Who we are

Beginnings

Susan Sinclair is a singer with decades of professional singing experience including festivals, concert halls and TV appearances. After starting a family of her own Susan trained as a primary class teacher, taking her passion for singing and performance into the classroom with her. Whilst teaching in a Year 5 class at primary school, Susan found it a struggle to fit all the foundation subjects into the school week, and inspired by the CBBC program Horrible Histories, Susan designed a unit of work incorporating History, Geography, PSHE, English and Music which culminated in the recording of an original song.

For this part of the project Susan employed the services her husband, Adam Sinclair, who just so happens to be a professional music producer and composer.

Susan was struck by how engaged the children were in the whole process and how the creation of a tangible product, their recorded song, solidified the learning process.

Ethos

Both Susan and Adam identified that a major part of the success of this initial project was engaging them through a familiar medium; contemporary pop music.
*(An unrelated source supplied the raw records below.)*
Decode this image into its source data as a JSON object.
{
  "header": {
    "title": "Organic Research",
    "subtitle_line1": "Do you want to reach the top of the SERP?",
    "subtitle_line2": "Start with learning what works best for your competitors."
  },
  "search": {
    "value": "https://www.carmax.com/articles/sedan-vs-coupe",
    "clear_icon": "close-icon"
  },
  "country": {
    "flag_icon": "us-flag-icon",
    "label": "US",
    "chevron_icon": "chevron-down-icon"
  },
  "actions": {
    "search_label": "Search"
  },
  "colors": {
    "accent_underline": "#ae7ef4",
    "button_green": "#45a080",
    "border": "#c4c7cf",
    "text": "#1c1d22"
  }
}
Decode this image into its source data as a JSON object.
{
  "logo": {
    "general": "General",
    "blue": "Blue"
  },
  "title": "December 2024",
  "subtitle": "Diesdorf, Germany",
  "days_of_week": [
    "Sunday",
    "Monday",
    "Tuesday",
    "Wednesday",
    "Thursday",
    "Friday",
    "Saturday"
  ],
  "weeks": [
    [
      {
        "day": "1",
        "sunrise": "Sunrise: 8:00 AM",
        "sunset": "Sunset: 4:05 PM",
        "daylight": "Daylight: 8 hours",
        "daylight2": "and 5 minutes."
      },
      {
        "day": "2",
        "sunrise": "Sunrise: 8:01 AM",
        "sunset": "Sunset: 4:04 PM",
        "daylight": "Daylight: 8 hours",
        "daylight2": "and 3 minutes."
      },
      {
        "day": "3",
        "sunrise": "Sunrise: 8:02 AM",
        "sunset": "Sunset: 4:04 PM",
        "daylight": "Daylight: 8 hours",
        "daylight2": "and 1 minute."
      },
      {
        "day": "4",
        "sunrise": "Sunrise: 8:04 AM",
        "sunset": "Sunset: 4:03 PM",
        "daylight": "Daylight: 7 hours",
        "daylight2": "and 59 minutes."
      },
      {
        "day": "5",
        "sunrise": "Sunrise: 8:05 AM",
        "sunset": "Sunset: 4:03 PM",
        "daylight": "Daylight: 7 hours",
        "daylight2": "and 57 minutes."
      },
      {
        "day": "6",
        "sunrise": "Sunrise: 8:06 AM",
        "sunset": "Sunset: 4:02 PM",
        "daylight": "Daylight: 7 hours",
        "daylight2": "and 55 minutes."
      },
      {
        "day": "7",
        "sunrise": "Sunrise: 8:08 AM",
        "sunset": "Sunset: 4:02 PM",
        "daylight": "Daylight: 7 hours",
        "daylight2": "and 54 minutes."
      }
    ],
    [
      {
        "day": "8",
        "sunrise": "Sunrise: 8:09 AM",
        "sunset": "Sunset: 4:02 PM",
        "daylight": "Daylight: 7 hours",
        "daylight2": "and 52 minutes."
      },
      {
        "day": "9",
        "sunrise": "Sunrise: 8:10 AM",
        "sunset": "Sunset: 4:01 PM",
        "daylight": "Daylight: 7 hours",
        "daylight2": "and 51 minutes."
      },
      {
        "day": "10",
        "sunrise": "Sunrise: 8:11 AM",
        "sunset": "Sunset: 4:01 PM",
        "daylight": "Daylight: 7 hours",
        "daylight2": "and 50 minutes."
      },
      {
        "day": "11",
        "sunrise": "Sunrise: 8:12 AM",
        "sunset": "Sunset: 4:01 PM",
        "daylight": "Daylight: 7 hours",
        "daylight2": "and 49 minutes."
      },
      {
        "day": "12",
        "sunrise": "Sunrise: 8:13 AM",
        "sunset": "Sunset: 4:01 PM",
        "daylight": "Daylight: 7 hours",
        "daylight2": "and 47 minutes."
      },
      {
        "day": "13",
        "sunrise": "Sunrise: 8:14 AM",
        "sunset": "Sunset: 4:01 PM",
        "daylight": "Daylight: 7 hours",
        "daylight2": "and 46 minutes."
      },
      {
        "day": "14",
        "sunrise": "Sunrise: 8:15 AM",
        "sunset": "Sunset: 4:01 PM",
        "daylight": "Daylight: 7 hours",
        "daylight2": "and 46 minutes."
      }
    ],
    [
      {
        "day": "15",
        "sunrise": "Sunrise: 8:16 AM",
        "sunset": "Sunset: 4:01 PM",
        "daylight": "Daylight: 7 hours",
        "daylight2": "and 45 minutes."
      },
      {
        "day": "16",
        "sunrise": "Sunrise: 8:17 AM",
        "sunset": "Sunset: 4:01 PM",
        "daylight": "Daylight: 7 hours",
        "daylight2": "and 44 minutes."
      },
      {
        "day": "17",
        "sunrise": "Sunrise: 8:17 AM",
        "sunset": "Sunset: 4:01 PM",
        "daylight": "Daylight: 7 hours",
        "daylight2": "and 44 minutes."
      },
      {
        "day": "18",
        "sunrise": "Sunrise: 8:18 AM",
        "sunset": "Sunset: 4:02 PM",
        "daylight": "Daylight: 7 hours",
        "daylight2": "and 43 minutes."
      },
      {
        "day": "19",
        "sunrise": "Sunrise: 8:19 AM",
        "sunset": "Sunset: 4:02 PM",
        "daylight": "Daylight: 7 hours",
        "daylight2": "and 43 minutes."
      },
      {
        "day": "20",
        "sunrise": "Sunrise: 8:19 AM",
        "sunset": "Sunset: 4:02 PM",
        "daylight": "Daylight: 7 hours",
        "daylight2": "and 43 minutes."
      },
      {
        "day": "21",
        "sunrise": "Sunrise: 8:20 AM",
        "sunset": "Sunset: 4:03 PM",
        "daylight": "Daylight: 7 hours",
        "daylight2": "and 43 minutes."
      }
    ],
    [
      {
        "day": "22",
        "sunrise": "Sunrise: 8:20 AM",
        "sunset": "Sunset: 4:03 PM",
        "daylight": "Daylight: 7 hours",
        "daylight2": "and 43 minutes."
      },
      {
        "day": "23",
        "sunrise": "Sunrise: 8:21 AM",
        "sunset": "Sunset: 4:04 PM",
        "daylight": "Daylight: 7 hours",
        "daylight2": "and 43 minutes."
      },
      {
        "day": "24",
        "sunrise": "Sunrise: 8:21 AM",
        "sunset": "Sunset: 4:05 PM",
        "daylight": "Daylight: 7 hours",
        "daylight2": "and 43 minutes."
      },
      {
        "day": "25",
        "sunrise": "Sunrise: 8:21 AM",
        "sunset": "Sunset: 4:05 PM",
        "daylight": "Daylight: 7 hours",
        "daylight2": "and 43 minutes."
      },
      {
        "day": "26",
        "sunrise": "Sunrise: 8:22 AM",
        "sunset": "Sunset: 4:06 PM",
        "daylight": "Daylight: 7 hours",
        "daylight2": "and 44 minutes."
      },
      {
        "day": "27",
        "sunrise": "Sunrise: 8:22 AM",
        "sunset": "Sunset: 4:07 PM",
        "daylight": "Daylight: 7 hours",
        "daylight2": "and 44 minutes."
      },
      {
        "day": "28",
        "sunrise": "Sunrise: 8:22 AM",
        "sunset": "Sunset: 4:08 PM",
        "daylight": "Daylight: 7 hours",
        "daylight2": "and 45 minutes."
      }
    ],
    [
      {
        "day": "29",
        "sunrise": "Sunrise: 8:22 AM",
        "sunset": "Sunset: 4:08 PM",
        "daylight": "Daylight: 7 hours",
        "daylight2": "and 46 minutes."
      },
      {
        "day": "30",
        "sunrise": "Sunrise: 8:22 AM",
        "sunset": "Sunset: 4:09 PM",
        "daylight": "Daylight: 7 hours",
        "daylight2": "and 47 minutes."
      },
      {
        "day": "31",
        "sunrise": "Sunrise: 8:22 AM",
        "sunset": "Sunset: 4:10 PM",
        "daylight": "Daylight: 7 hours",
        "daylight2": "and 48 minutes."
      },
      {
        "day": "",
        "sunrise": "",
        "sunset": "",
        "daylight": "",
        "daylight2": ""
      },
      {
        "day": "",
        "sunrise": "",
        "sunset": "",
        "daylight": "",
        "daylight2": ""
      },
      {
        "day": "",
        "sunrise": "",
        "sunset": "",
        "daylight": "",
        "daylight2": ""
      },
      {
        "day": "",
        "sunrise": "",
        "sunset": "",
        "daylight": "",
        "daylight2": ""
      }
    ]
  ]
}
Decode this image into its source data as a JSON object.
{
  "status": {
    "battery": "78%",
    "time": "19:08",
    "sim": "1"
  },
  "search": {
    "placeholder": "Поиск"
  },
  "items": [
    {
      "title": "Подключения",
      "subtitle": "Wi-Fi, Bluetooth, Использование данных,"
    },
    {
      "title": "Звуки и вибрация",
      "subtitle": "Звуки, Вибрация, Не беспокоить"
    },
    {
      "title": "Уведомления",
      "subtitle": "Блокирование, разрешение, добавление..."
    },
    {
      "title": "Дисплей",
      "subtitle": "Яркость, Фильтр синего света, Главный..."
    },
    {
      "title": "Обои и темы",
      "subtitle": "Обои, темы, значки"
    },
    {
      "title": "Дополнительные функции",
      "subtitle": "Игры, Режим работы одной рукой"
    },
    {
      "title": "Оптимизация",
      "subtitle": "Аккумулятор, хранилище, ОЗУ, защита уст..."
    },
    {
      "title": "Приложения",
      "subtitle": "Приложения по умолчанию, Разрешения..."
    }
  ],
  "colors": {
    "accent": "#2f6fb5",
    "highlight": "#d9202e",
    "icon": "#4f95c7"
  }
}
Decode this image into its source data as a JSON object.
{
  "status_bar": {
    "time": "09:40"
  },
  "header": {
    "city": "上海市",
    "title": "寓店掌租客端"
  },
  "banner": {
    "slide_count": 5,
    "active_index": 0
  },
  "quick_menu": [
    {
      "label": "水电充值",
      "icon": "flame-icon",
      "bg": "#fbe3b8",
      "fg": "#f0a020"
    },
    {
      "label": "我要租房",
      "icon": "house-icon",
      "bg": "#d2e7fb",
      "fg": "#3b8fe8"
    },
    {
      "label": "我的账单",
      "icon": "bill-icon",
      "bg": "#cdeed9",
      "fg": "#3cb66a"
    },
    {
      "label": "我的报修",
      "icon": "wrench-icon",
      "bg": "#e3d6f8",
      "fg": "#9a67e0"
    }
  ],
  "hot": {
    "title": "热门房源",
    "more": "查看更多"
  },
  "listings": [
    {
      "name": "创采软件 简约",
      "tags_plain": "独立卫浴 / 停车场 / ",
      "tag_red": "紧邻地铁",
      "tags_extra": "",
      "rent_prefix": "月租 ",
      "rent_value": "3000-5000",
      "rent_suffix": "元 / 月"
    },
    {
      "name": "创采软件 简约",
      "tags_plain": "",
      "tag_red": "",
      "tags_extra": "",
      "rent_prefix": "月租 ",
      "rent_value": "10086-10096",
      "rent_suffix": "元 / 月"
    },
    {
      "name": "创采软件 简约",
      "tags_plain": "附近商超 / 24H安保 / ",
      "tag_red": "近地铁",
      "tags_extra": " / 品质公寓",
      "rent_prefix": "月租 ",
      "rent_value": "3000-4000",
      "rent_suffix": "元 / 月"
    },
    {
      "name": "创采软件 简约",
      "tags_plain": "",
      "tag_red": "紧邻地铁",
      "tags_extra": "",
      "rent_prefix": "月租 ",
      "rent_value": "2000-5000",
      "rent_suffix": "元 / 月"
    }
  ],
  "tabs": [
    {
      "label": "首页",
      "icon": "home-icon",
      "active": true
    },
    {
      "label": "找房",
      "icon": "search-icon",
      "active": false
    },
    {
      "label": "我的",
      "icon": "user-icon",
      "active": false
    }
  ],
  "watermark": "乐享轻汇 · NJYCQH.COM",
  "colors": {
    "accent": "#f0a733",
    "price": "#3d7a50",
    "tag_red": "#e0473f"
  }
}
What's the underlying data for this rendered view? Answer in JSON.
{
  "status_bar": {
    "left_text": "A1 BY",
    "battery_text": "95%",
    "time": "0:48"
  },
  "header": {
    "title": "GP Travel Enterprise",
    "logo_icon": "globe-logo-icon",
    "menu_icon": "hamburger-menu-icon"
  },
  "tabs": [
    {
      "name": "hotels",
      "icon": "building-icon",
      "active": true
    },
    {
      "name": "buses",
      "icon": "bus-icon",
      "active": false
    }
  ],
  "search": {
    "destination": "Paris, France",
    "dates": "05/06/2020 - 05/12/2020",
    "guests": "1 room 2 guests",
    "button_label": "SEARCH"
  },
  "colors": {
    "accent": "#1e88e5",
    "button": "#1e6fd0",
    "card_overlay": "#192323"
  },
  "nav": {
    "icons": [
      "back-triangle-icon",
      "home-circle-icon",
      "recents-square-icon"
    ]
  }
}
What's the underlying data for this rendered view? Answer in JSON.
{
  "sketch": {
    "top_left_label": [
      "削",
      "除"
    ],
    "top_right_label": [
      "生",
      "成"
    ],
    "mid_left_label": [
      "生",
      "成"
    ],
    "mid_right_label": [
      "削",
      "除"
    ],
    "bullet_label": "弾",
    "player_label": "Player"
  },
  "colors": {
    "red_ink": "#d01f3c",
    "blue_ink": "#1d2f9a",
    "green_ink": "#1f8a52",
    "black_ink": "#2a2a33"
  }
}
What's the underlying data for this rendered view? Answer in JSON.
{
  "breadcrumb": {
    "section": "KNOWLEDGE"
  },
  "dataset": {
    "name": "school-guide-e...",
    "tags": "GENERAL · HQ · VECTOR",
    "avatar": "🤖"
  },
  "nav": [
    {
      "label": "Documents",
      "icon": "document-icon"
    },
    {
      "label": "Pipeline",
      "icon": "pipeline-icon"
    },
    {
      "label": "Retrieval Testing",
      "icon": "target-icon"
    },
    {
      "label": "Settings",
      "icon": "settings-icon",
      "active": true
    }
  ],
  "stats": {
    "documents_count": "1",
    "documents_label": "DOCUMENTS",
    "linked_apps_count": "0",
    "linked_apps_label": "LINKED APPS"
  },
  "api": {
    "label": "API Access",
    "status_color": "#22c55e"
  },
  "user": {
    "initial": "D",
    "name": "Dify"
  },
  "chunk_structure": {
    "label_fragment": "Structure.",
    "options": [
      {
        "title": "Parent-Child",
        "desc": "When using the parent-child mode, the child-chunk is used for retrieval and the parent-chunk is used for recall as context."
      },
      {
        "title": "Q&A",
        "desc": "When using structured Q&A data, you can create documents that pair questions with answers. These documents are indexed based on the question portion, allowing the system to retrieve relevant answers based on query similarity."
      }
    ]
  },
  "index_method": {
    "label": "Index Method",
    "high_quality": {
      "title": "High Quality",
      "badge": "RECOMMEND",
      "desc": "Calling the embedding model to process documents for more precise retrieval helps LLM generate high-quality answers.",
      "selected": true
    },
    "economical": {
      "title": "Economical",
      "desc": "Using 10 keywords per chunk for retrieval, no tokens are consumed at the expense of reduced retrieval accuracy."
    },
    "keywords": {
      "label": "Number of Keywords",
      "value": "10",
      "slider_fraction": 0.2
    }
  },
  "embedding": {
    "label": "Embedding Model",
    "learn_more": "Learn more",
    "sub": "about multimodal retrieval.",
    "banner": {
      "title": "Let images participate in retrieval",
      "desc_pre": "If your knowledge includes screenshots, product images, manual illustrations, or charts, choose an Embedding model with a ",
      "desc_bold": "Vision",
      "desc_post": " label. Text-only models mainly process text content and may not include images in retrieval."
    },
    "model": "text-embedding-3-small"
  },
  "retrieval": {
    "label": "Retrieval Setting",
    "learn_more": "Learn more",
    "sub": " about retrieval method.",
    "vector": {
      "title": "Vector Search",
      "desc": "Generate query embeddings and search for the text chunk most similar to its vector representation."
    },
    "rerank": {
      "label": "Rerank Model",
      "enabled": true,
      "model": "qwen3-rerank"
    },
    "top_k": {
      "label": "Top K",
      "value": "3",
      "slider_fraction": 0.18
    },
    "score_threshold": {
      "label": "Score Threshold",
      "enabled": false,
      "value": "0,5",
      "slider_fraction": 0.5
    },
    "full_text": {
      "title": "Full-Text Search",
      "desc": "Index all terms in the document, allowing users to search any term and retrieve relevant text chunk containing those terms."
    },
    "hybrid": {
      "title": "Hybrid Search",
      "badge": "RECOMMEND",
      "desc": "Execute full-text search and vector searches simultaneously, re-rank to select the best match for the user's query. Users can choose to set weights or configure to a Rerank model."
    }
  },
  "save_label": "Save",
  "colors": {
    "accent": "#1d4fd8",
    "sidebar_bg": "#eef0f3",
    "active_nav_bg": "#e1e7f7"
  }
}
The more they looked at the currently available classroom music resources, the more they realised that most of them sounded like tracks from 1960’s musicals that composers thought children should like, rather than acknowledging the music that contemporary children do like.

By using their combined professional knowledge Susan and Adam were able to create an original backing track, and subsequently a full song, that reflected the pop music that the majority of children at this age listen to, therefore meeting them on familiar ground.

This has become the absolute foundation and the core ethos of OneMoreSong:

 

Engage children using a medium that is immediately familiar and comfortable.

Development

Over the subsequent years, Susan and Adam have developed their educational products delivering workshops, holiday clubs, leavers songs and teaching resources.

A key part of the development was the identification of the importance of visual media in the engagement of children, and therefore the incorporation of the creation of music videos to accompany the recorded songs.